Despite the negative close, w/w sectoral performance was positive, reflecting the bearish sentiment was driven by large cap sectors (Industrials & Telecoms). Out of the core 5 sector within our coverage, 3 sectors closed northwards. Leading the losers, the Industrial Goods index (-3.3% w/w), declined following sell pressures in DANGCEM (-3.9% w/w) and BUACEMENT (-3.4% w/w). Similarly, the Insurance index (-0.8% w/w) fell, as price depreciation in LASACO (-8.7% w/w) and AIICO (-3.7% w/w) weighed. Conversely, the Banking index (+0.9% w/w) and Consumer Goods index (+0.6% w/w) led the gainers, following price upticks in STANBIC (+2.7% w/w), FIDELITY (+2.2% w/w), VITAFOAM (+17.8% w/w) and HONYFLOUR (+10.7% w/w). Lastly, the Oil & Gas index gained 12bps following gains in CONOIL (+2.0% w/w) and OANDO (+1.0% w/w).

Investor sentiment as measured by the market breadth weakened to 0.9x, from 1.7x in the prior week, as 33 tickers advanced while 37 declined.

This week, we expect the equities market to record a rebound following bullish sentiments observed towards the end of the prior week. In addition, the market appears to be technically oversold in the short term and is poised for a potential rebound higher.

Money market: System liquidity tightens
System liquidity in the past week remained tight following the CBN’s retail FX auction and the DMO’s oversold bond auction (N325.8bn sold vs. N150.0bn offered) as dealers funded settlement for the bonds sold. Thus, financial system liquidity remained tight, as OBB and OVN rates closed upwards by 320bps and 380bps to close at 22.0% and 23.0%.

In the secondary NT-bills market, the average yield inched upwards by 5bps to close at 6.9%, while the average yield on secondary OMO market bills printed at 9.7%, posting a flattish close.
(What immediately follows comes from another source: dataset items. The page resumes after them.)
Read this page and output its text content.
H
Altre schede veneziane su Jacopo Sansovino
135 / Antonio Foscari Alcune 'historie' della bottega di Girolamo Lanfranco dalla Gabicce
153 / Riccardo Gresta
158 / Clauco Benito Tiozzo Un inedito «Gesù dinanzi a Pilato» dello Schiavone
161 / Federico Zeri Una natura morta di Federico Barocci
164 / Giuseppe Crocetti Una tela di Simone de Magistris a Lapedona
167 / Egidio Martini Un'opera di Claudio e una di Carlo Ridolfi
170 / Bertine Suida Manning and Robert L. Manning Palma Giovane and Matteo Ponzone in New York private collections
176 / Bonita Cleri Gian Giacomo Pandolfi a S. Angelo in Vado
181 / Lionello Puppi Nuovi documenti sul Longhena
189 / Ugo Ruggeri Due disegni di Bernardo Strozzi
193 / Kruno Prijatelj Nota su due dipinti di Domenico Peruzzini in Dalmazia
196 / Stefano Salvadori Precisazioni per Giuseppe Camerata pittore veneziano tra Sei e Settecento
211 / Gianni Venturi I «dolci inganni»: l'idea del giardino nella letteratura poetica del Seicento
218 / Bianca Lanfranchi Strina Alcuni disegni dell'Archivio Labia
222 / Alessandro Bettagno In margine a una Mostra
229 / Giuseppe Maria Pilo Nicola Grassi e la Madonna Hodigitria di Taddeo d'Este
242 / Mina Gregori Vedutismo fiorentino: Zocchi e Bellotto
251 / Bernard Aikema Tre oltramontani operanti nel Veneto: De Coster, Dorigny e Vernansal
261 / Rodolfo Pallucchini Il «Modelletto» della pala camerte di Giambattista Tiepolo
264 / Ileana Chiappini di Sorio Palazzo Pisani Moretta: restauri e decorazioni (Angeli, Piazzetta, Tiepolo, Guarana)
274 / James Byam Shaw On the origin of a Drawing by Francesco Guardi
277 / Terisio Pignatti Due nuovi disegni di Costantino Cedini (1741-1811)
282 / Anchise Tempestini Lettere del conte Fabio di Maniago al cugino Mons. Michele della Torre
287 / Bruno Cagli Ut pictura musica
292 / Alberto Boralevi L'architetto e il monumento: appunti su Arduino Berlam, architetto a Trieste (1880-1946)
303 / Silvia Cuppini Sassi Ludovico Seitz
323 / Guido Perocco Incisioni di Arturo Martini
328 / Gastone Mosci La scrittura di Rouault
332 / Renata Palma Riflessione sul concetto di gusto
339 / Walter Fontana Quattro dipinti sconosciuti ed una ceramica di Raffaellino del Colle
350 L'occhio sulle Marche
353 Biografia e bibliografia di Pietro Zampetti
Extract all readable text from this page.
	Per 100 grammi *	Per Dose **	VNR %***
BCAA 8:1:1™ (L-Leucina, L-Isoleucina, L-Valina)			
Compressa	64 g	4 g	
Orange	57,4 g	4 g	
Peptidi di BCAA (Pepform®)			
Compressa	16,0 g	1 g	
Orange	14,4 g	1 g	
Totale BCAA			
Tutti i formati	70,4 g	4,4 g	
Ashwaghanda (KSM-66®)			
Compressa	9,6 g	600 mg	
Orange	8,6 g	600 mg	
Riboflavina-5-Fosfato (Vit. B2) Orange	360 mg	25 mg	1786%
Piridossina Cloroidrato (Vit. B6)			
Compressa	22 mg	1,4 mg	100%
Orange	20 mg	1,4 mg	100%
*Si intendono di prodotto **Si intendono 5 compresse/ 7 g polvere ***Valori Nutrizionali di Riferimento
 In the coming week, we expect the money markets to trade in a tight range as investors focus on developments on the upcoming NTB auction where the CBN scheduled to rollover N81.5bn worth of bills. Taking a cue from recent NTB and the bond auction, we expect stop rates to trend lower in view of huge demand.
 
Bond Market: Marginal rates closer lower at June bond auction
In the bond market, the Debt Management Office (DMO) held a bond auction offering N150.0bn, a total of N325.8bn was sold, showing government’s clear desperation for debt financing. The bills were oversubscribed by 1.3x, 2.6x and 4.5x for the 2027s, 2035s and the 2050s, with the bulk of investor interest coming at the longer end of the curve, indicating strong Investor appetite for FGN instruments. Stop rates for the 2027s and 2035s dipped by 36bps and 50bps to print at 12.7% and 13.5%, respectively, while the 2050s, which replaced the 2049s from the preceding month, closed at 13.7%.
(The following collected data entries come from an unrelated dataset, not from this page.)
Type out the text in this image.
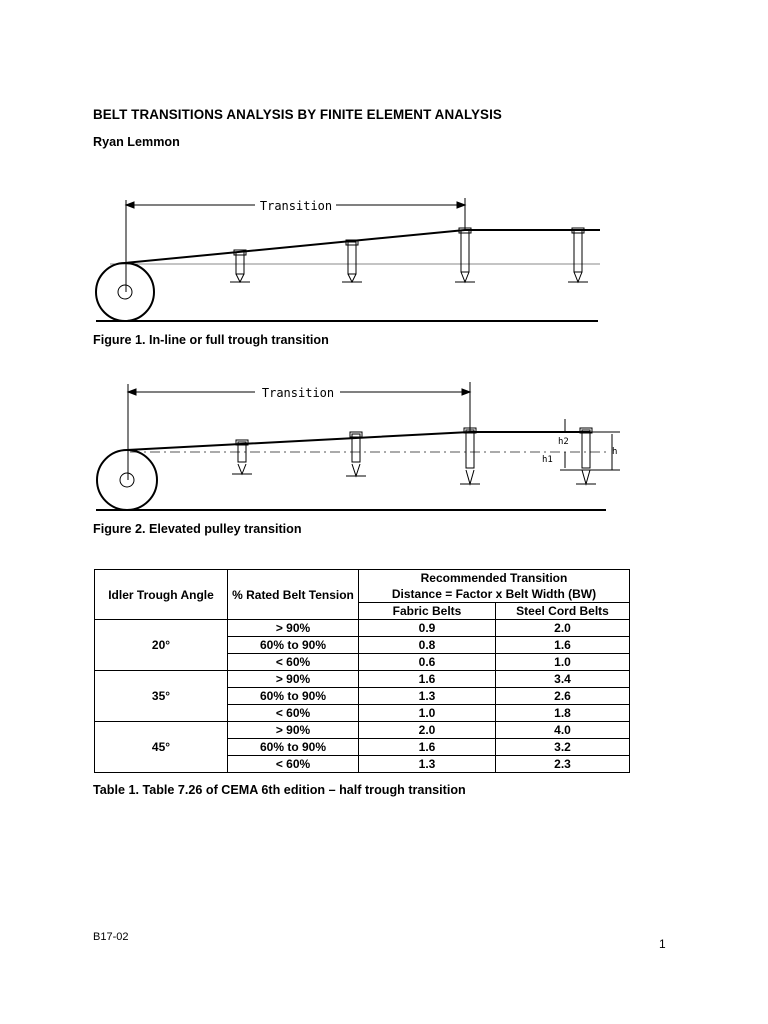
BELT TRANSITIONS ANALYSIS BY FINITE ELEMENT ANALYSIS
Ryan Lemmon
Transition
Figure 1. In-line or full trough transition
Transition
h2
h1
h
Figure 2. Elevated pulley transition
Idler Trough Angle	% Rated Belt Tension	Recommended Transition
Distance = Factor x Belt Width (BW)	
		Fabric Belts	Steel Cord Belts
20°	> 90%	0.9	2.0
	60% to 90%	0.8	1.6
	< 60%	0.6	1.0
35°	> 90%	1.6	3.4
	60% to 90%	1.3	2.6
	< 60%	1.0	1.8
45°	> 90%	2.0	4.0
	60% to 90%	1.6	3.2
	< 60%	1.3	2.3
Table 1. Table 7.26 of CEMA 6th edition – half trough transition
B17-02	1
In the secondary market, Investor sentiment in the bonds market was tilted towards the bulls, as the average yield across the curve fell 6bps to close at 11.9%, indicating renewed buying interest as yields trended lower in the primary market.

In the sovereign Eurobond market, market proceedings were tight as the average yield on sovereign Eurobonds rose by 1bps to close at 5.7% w/w. In the corporate Eurobond market, the average yield closed flat at 4.0%. The Eurobonds market is clearly showing resilience, remaining unperturbed, despite rising risks of policy normalisation by the US Federal Reserve.

In the coming week, we expect a quiet trading week in the secondary market. However, we expect the market to remain tight, with some interest in the mid-long end of the curve. For Eurobonds, we expect investors to begin to pay attention to policy normalization discourse in developing economies, although stable oil prices could prevent a downturn.
 
Currency Market: Naira weakens at the I&E window
The naira depreciated at the parallel market, down 0.4% w/w to close at N500.0/$, from N498.0/$ the prior week. At the I&E window, the Naira also depreciated marginally w/w to close at N411.7/$1, losing N0.67/$1 from last week’s close. Lastly, external reserves declined by 0.7% w/w to close at $33.5bn in the previous week. 

We expect the naira to continue to trade in a stable range in the parallel market and I&E window, until expected positive factors (Eurobond issuance & Multilateral borrowings inflow) crystalise.